The general principle seems to be that any deviation at all from the present situation is necessarily detrimental – or, in other words, that we now live in the best of all possible worlds. The major conclusions that are highlighted in the report are mostly meaningless, weasel-worded platitudes, such as "A global assessment of data since 1970 has shown it is likely that anthropogenic warming has had a discernible influence on many physical and biological systems." The apparent implication is that any "discernible" effect of human activities is a major global disaster that we must resist at any cost.
It is simply not true that all changes due to human activities are deleterious.
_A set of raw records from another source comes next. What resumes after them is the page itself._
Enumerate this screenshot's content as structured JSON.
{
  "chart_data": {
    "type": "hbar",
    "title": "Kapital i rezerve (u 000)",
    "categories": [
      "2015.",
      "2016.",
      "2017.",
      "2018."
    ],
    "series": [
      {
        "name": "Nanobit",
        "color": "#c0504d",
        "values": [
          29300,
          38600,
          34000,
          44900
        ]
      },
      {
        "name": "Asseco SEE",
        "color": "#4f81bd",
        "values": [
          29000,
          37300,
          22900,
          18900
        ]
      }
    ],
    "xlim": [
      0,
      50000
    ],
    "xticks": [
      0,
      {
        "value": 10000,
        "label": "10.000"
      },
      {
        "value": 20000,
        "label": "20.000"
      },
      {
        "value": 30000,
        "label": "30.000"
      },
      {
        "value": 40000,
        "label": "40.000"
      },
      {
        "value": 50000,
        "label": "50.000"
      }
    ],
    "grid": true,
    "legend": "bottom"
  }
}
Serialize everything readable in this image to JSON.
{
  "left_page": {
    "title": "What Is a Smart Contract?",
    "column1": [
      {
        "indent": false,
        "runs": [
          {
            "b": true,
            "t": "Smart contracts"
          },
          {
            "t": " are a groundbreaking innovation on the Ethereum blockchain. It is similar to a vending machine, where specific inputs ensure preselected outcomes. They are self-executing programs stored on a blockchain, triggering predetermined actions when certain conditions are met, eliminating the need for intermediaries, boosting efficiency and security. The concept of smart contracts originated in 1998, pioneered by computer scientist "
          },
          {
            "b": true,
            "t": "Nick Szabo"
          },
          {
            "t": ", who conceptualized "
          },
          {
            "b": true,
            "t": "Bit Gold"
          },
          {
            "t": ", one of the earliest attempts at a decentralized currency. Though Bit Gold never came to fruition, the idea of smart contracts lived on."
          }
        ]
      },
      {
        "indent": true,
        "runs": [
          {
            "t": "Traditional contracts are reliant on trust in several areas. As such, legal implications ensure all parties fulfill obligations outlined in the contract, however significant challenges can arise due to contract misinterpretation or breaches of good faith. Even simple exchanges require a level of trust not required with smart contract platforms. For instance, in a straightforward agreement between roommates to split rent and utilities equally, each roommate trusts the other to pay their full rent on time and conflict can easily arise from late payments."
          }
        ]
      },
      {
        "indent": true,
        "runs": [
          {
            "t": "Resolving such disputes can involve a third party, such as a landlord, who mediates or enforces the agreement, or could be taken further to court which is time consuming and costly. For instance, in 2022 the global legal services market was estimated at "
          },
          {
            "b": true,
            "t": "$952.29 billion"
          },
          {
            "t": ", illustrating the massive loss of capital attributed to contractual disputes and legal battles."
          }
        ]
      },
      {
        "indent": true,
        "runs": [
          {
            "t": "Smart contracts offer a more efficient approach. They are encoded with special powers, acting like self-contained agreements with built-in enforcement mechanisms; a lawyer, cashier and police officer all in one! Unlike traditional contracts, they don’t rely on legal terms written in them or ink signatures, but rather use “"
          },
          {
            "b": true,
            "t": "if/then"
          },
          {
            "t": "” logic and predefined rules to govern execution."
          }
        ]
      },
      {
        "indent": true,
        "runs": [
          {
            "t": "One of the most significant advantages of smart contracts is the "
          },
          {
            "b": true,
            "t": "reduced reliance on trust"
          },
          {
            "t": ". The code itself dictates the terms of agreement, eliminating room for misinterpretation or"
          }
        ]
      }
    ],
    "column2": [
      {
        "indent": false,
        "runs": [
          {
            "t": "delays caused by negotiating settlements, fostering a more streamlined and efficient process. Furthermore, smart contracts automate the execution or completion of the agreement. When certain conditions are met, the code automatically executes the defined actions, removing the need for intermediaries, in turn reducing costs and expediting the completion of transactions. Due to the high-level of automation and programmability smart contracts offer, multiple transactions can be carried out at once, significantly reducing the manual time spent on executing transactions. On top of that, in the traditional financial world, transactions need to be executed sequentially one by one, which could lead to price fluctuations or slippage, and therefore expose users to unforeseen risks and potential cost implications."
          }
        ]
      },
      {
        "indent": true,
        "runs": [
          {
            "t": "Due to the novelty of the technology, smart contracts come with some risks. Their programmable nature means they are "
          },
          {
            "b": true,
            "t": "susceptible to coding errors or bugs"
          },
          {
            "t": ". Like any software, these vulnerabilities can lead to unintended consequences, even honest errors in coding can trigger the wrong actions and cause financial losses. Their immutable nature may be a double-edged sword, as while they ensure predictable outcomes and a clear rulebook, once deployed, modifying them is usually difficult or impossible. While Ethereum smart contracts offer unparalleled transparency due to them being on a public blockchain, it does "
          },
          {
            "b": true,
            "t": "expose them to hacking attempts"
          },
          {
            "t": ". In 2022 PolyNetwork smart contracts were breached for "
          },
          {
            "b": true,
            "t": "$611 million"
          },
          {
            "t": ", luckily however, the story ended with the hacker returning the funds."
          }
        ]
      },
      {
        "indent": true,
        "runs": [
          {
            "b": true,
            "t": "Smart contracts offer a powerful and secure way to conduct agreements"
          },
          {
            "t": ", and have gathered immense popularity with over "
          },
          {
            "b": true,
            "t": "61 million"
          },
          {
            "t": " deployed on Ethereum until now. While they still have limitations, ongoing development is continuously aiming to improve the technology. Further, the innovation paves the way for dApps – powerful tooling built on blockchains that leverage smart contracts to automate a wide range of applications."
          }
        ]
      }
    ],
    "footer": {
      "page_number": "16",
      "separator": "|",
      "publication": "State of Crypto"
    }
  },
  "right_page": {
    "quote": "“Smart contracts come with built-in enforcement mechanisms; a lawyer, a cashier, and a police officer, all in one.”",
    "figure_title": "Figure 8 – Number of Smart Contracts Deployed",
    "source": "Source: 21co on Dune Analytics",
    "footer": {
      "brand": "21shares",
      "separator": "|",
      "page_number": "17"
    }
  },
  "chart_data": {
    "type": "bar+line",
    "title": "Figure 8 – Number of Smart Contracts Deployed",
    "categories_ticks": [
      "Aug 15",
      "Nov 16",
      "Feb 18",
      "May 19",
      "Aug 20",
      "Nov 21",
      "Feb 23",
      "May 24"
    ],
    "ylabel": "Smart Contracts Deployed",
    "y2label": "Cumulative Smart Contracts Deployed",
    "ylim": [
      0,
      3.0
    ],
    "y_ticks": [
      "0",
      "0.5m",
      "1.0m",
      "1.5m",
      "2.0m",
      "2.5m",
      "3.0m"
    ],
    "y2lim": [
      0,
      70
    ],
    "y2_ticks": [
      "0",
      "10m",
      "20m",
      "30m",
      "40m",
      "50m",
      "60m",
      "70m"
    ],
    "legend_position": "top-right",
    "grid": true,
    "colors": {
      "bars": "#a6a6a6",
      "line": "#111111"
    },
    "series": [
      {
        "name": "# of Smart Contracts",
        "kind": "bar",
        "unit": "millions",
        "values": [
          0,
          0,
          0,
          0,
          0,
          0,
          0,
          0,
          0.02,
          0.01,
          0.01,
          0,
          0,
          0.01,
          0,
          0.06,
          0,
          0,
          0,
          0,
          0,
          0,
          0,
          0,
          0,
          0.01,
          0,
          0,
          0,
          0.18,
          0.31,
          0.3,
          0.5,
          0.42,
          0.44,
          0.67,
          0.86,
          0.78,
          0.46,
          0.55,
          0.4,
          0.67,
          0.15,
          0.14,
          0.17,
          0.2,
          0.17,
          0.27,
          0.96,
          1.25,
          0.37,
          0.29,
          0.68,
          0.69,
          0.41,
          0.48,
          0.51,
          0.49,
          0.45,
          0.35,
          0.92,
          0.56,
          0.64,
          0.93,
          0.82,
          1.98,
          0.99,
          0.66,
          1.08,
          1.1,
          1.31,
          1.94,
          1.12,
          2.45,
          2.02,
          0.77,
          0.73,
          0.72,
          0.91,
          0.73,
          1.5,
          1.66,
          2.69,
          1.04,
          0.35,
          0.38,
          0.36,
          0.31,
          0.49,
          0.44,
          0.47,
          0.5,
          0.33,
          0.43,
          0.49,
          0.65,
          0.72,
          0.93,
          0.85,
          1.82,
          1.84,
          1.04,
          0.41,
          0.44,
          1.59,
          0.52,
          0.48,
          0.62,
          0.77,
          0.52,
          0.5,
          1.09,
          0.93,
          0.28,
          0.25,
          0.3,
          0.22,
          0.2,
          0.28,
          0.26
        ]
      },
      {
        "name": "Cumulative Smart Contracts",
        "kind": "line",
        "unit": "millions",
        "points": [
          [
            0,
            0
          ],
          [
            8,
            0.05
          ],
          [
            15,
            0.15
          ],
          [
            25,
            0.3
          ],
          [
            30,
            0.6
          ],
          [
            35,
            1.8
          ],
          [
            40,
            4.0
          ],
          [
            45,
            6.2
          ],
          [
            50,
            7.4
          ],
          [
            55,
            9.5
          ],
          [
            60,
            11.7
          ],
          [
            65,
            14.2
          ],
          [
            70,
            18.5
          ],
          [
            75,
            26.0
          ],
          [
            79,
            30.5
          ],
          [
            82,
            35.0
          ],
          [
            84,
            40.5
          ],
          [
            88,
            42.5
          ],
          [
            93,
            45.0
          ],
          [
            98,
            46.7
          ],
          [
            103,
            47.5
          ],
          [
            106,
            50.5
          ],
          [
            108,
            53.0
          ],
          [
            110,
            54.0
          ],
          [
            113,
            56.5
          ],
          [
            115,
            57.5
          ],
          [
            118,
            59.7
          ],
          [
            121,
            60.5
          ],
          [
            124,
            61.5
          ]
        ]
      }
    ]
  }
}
Some actions (for example, deforestation that creates farmland or prairie) may exterminate some species, but it also creates new habitat for other species. It is not obvious a priori that it is better to preserve a threatened species than to extend the range of some other species, or to encourage evolution of new species.
Severe climate changes can certainly cause difficulties for many species, including us, but they are a major evolutionary force. Eventual extinction has been the common fate of all species: 97% of those that once existed have disappeared. The history of life on Earth has been one of repeated catastrophes – but without them, primitive pond scum would be the only life there is. In particular, it was probably the selective stresses due to the brutal ice ages of the Pleistocene that led to the evolution of Homo sapiens. If our ancestors had not been exposed to severe glaciation, interrupted every thousand centuries by brief warm interglacials, we would still be primitive homini, mere prey animals for the big cats that roamed the Rift Valley in East Africa.